There also seems to be some significance to two unusual details.  Both stories feature female protagonists: one a young girl, a daughter; the other an older woman, who becomes a daughter in her encounter with Jesus.  And this number 12: the young girl is 12 years of age, and the older woman has been suffering for 12 years.

It’s likely Mark’s first hearers would’ve picked up on this, and I wonder if they would’ve started to see these stories as not just another sequence of miracles: but rather as about them, and the plight of their nation under Roman occupation.

Israel and her 12 tribes; Israel the ‘daughter of Zion.’

If so, then the first story tells us that, like the young girl, Israel is suffering and dying.  And it goes all the way to the top: the girl is a daughter of an important man in society, the leader of the temple.

The second story tells us why; that the nation is polluted, not just by the collusion of the leaders with the Roman occupiers, but by all who have turned from God’s way.

Blood was considered unclean in Jewish law, and a woman who could not stop her bleeding would’ve been thought of as polluted and impure; she would be shunned, lest any righteous person become tainted.

Two stories, two understandings about the plight of Israel; but only one solution: Jesus Christ. 

The only way the nation can rid itself of its pollution is to turn to Christ, who brings healing and freedom; just as the woman knew the only way she could be healed was by touching Christ, the one who gathers in the outcast and raises up the downtrodden.

And the only way the nation can bring an end to its suffering and save itself from death, is by embracing the new and eternal life that Jesus brings.

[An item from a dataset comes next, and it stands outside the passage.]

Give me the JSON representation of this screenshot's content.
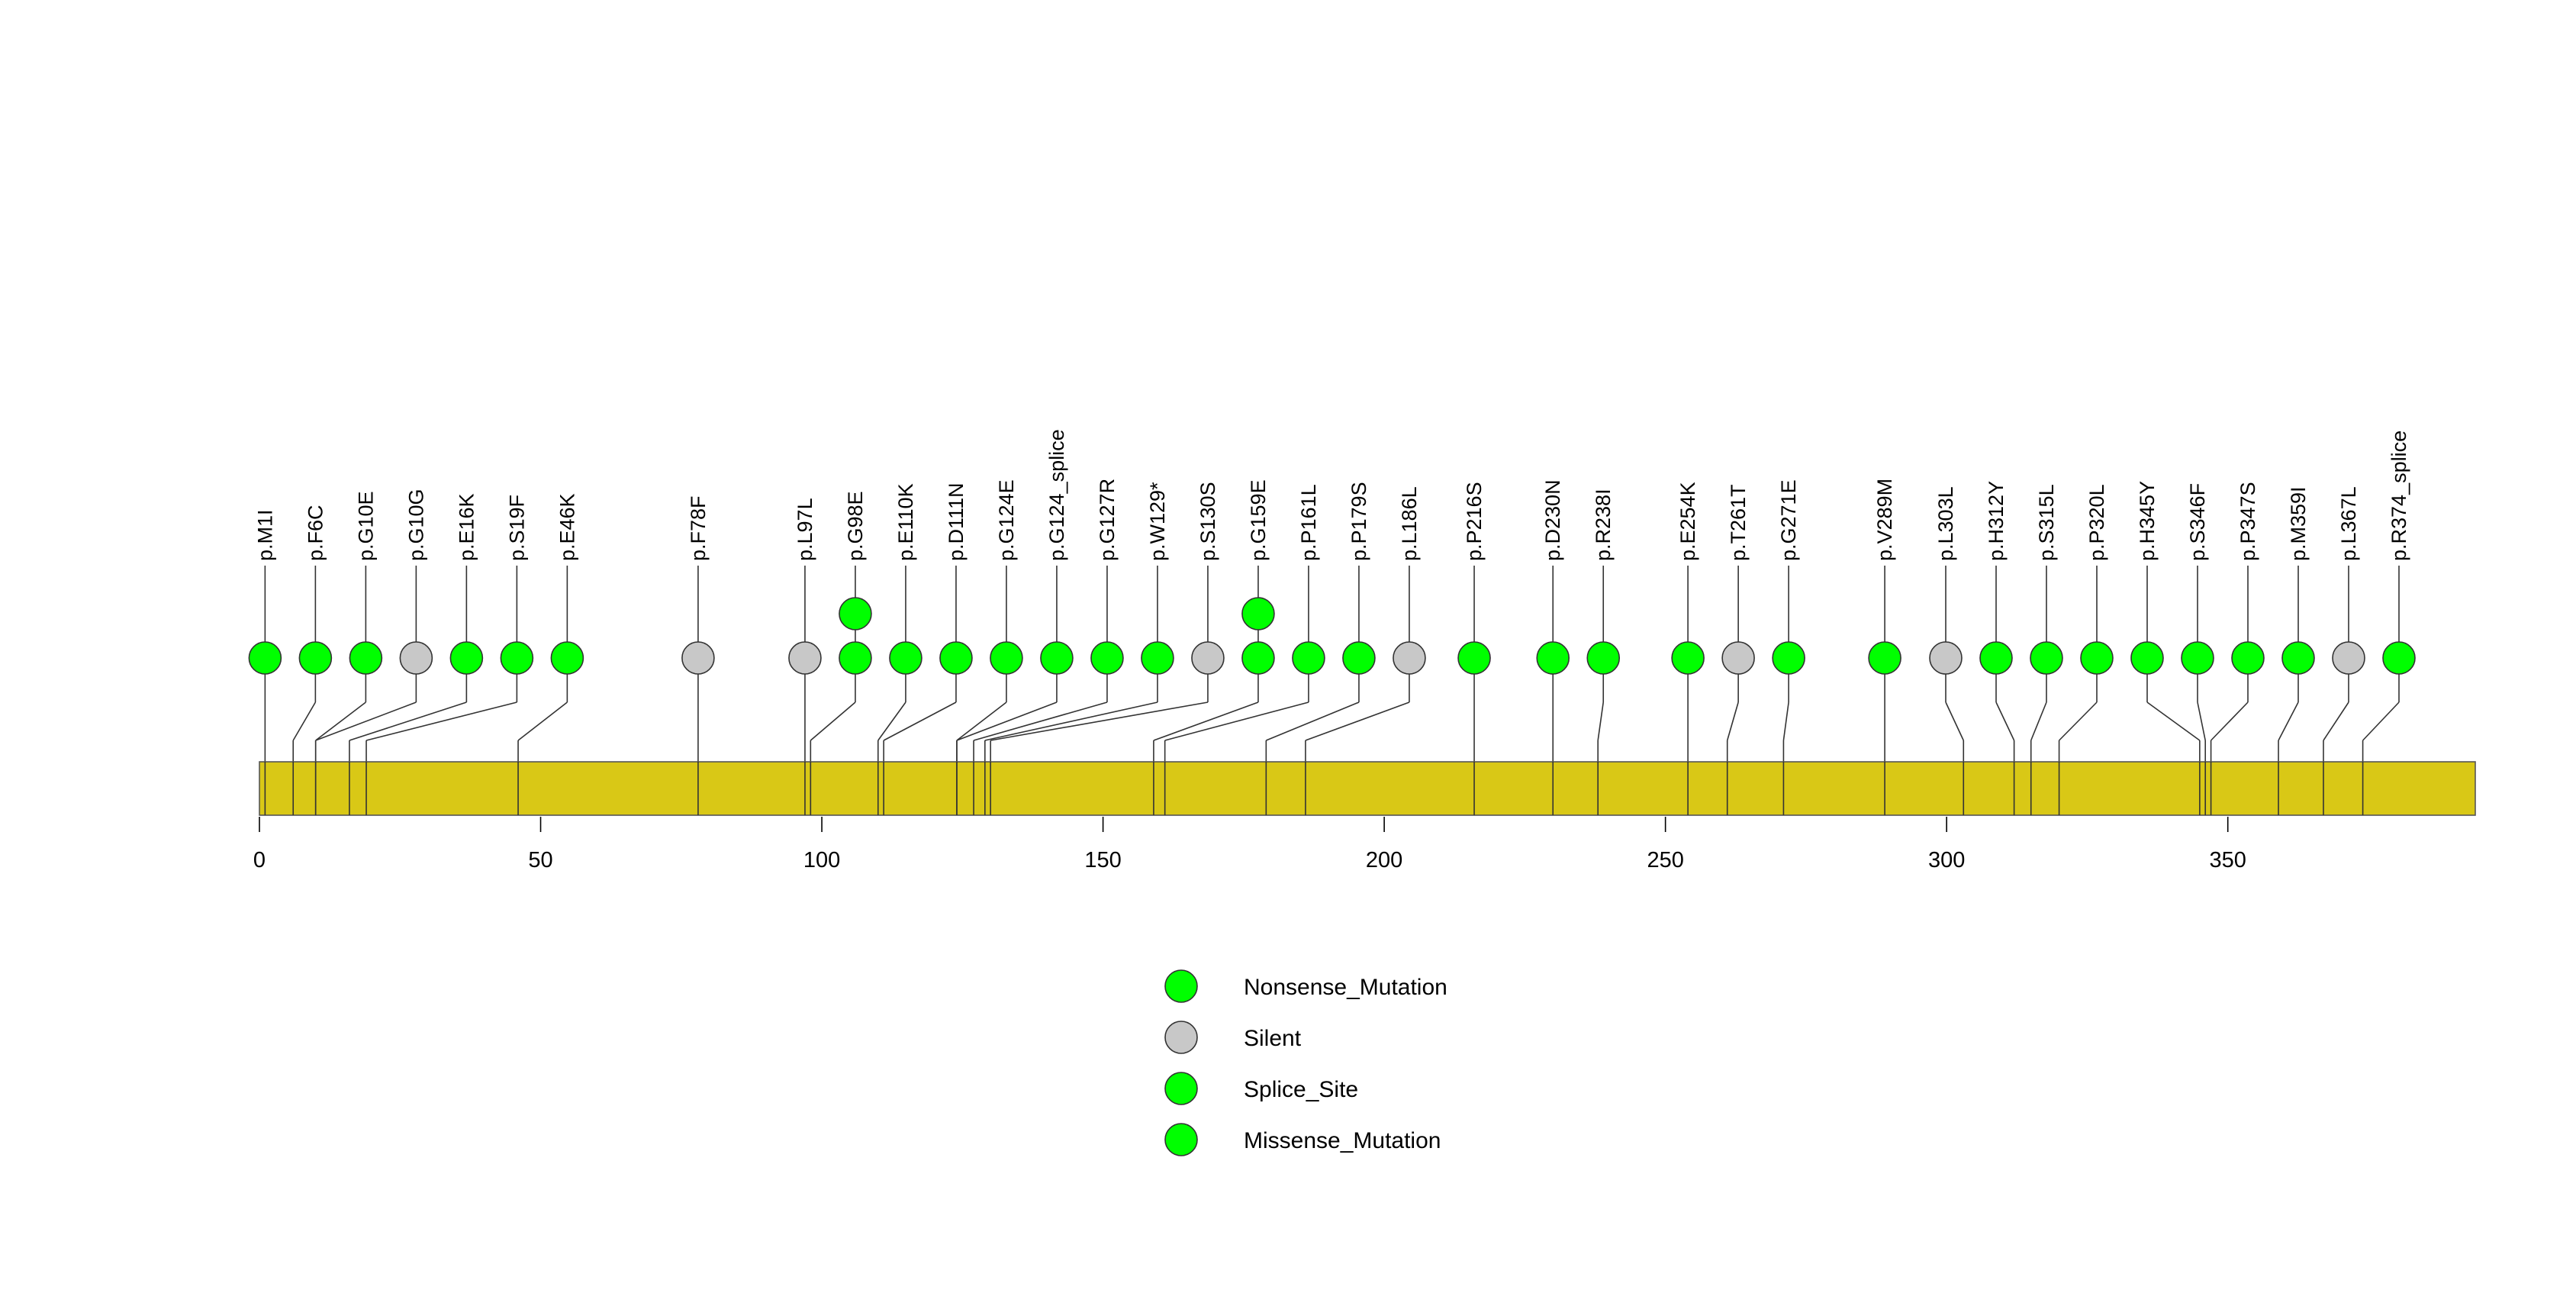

They’re not to look for God in the temple any more: the friends of the leader of the synagogue all laugh at Jesus when he comes to heal the girl.  They’re to look for God in the person of Jesus.  (And if you want even more number significance, Jesus was 12 years old when his parents found him in the temple, amazing the authorities with his understanding and his teaching.)

Of the two stories, we might think the first about the raising of Jairus’ daughter to be the more miraculous, and therefore the most important.  But in fact there are quite a few instances of ‘temporary resurrection,’ as it were, in the Bible.  There are a few in the two Books of Kings, and a couple in the Book of Acts; Jesus himself raises this little girl, and also the widow’s son at Nain, and of course his friend Lazarus before he goes to Jerusalem.

I think it’s actually the second story about the older woman that is the more surprising.

Mark tells us that Jesus’ power ‘goes forth’ from him, in this encounter.  So not only does no uncleanness transfer from the woman to him; purity transfers from Jesus to her. 

She has tried everything she can, she has spent all that she has on trying to fix the problem.  But the transformation comes about only because of Jesus; because his purity is more infectious than her uncleanness.

This would’ve been radical, even quite shocking, to those who heard it.

But it says something powerful to us, too.  We might be thankful that we don’t have those same exclusionary and damaging purity laws now.  But in a sense, our society is obsessed with purity, in one form or another.

Think of Covid, and all the messaging about physical cleanliness.  And how desperately afraid we are as a society of disease and death, so that we refuse to talk about it.  Think of what young people are told about what to eat, who to associate with, what medicines and procedures they need in pursuit of the perfect body, and the perfect life.

And the biggest one of all, our modern obsession with ideological purity: a culture that pulls down statues of the dead and cancels the living for believing the wrong things.

But Jesus showed us another way.  He didn’t have the perfect body: his was torn and broken on the cross.  He wasn’t interested in the rich or powerful or beautiful: he sought out those with a beautiful heart.  He didn’t come to cancel and divide and punish: but to unite all people in love.

Part of our calling as Christians is to draw others to share in that better way: not by trying to be the most perfect and the most pure, but rather by living as people who believe that it is only the power of Jesus that can bring about the transformation we long for in our world.

Jairus and the woman both discerned in Jesus the power to transform their lives.  May our eyes be similarly fixed on him, and his saving love.  Amen.